7. Beware of phishing attempts
Much like email, Slack is not immune to phishing attacks. In 2017, hackers sent out fake Slackbot messages to a group of cryptocurrency enthusiasts on Slack. These messages directed them to a bogus website asking for financial information. Direct Slack messages are also a favorite phishing method to reach unwary Slack users.
Most people know how to recognize phishing attempts that land in their email inbox, but dangerous direct messages they receive on newer technologies like Slack leave them less suspicious. Hackers capitalize on this lower suspicion threshold to trick unsuspecting users into divulging confidential information. Being aware of the tricks often used in phishing can already lower the risk here.
8. Use a good antivirus program
Whenever you go online, there’s a risk of malware infecting your device. This is also the case for Slack. It’s far too easy to accidentally click on a sketchy link or for an employee to open a dubious attachment. When that happens, there’s a high chance that malicious content ends up on an individual computer or an organization-wide server. Solid antivirus protection identifies these threats quickly and moves to eradicate them before they create bigger problems.
To learn more about how an antivirus program can help you stay safer online and find one that works for you, check out our recommendations for the best antivirus software.
Final Thoughts
Slack is an enormously popular tool for instant communication and collaboration. However, the benefits of Slack also come with security risks.
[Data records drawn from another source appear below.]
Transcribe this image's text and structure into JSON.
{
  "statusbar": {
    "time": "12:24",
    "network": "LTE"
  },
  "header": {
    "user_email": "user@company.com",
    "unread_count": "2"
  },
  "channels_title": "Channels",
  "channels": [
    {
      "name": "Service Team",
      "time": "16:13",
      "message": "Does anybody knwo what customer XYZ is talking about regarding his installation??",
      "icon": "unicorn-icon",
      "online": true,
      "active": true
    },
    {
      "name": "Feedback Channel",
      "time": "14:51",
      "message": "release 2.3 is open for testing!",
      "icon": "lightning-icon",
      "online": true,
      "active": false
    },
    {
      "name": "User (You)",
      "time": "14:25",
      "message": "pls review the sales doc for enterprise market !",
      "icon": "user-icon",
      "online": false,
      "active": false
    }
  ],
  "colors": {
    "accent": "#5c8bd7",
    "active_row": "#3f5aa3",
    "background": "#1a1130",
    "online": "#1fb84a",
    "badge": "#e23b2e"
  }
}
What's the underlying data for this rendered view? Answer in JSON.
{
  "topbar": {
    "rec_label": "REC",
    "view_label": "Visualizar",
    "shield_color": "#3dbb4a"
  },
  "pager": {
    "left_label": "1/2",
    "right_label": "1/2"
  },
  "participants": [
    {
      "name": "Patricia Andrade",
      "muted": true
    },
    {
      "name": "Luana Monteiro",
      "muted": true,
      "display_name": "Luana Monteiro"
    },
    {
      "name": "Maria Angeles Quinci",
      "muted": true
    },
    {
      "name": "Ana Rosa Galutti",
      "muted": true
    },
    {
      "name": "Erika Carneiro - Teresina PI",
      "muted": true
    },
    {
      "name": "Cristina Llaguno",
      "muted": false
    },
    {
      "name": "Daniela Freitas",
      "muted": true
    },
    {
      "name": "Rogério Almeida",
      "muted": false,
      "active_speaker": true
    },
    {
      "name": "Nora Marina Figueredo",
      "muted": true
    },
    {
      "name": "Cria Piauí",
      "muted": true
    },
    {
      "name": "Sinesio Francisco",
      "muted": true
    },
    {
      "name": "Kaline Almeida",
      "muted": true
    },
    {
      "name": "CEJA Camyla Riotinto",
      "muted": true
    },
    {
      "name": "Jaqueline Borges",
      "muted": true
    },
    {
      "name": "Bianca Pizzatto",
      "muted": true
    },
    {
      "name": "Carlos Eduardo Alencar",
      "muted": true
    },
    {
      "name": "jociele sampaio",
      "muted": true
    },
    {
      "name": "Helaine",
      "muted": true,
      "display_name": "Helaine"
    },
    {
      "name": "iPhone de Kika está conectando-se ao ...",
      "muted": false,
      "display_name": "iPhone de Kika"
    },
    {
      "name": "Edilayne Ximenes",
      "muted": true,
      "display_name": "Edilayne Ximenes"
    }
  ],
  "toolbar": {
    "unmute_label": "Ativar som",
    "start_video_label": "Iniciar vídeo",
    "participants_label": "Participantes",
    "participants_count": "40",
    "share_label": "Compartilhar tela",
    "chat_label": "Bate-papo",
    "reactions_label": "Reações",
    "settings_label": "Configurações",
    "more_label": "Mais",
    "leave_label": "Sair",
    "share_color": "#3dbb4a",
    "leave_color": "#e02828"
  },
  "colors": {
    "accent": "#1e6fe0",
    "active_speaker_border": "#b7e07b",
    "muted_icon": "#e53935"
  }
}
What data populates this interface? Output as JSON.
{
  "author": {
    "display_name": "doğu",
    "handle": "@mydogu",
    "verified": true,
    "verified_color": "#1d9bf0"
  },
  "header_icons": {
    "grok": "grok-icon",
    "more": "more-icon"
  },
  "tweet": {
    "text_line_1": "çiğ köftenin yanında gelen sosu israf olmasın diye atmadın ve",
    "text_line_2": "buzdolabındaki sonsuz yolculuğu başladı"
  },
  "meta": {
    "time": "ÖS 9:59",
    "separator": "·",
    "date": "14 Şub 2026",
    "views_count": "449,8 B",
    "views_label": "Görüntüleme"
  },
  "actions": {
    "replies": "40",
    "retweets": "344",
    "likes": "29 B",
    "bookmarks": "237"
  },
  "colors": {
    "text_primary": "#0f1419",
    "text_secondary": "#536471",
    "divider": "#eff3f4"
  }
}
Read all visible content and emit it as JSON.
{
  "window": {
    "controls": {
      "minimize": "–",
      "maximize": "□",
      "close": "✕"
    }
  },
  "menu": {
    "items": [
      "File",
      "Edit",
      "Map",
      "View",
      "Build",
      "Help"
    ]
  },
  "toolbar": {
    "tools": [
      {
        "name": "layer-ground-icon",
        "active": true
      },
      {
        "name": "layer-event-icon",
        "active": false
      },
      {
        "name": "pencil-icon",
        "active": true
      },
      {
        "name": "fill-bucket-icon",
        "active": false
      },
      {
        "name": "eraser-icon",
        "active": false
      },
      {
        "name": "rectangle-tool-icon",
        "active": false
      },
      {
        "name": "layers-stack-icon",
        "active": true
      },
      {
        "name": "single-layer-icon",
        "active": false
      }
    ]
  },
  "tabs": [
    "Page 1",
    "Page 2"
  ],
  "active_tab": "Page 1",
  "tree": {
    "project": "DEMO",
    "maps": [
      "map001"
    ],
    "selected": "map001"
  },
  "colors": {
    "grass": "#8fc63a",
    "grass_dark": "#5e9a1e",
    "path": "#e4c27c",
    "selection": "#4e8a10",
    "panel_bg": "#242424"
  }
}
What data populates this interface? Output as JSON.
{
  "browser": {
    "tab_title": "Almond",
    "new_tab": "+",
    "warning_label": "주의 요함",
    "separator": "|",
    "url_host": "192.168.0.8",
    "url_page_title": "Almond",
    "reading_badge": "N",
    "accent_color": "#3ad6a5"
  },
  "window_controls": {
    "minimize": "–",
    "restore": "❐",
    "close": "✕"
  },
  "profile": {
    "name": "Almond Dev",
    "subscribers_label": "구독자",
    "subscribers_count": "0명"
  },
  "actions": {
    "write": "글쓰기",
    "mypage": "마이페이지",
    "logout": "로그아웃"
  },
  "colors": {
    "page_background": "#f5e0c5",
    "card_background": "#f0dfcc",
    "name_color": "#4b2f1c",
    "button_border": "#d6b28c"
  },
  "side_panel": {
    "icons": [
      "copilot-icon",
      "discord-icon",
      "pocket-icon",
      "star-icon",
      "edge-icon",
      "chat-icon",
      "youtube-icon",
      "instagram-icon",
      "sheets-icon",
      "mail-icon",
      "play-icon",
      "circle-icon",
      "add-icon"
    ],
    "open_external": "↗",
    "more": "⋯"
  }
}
For companies and individuals using Slack, it’s important to be vigilant to the security threats and take steps to minimize them. Refrain from sending confidential information on Slack. Use two-factor authentication for an added layer of login security. Keep a tight control on who has Slack access.
Basic security steps combined with Slack’s own rigorous security protocols, make Slack secure and an efficient means of collaboration and communication. Want to learn more? Here’s our comparison of Slack with Microsoft Teams. You can also read about how secure Microsoft Teams is and then decide.
Want to know more about Slack and its safety? Check out our FAQ below. If you have a question that hasn’t been answered below, leave a comment and we’ll get back to you as soon as possible.
Slack uses enterprise-level security measures to protect the integrity of data sent and saved. They are also FINRA and HIPAA compliant and have a robust GDPR compliance program in place. Still, any cloud-based software service is vulnerable to a cyberattack, and Slack is not exempt.
Users can take additional steps to protect their information, like using two-factor authentication, not sending confidential information via Slack messaging, and being wary of possible phishing attempts sent on Slack.
Whether your boss or the human resources department can view your direct Slack messages depends on how they have Slack set up. It is generally good practice to avoid putting anything in writing you wouldn’t want to be made public.
Read our full article for instructions on how to easily check what your company is monitoring on Slack.
No, Slack doesn’t use end-to-end encryption. Although it does encrypt your data while in transit and at rest, it only does so to protect the information from outside forces. Using end-to-end encryption would mean no one but the sender and receiver can access the content. On Slack, employers and admins can check on their employees. In other words, with Slack, you can’t be sure that your boss isn’t reading along with your messages.
As of July 2021, Salesforce owns Slack and has incorporated it into the Salesforce suite of enterprise software. Salesforce is a customer relationship management tool that also offers other complementary applications including customer service, marketing automation, analytics, and application development. Salesforce is headquartered in San Francisco, California.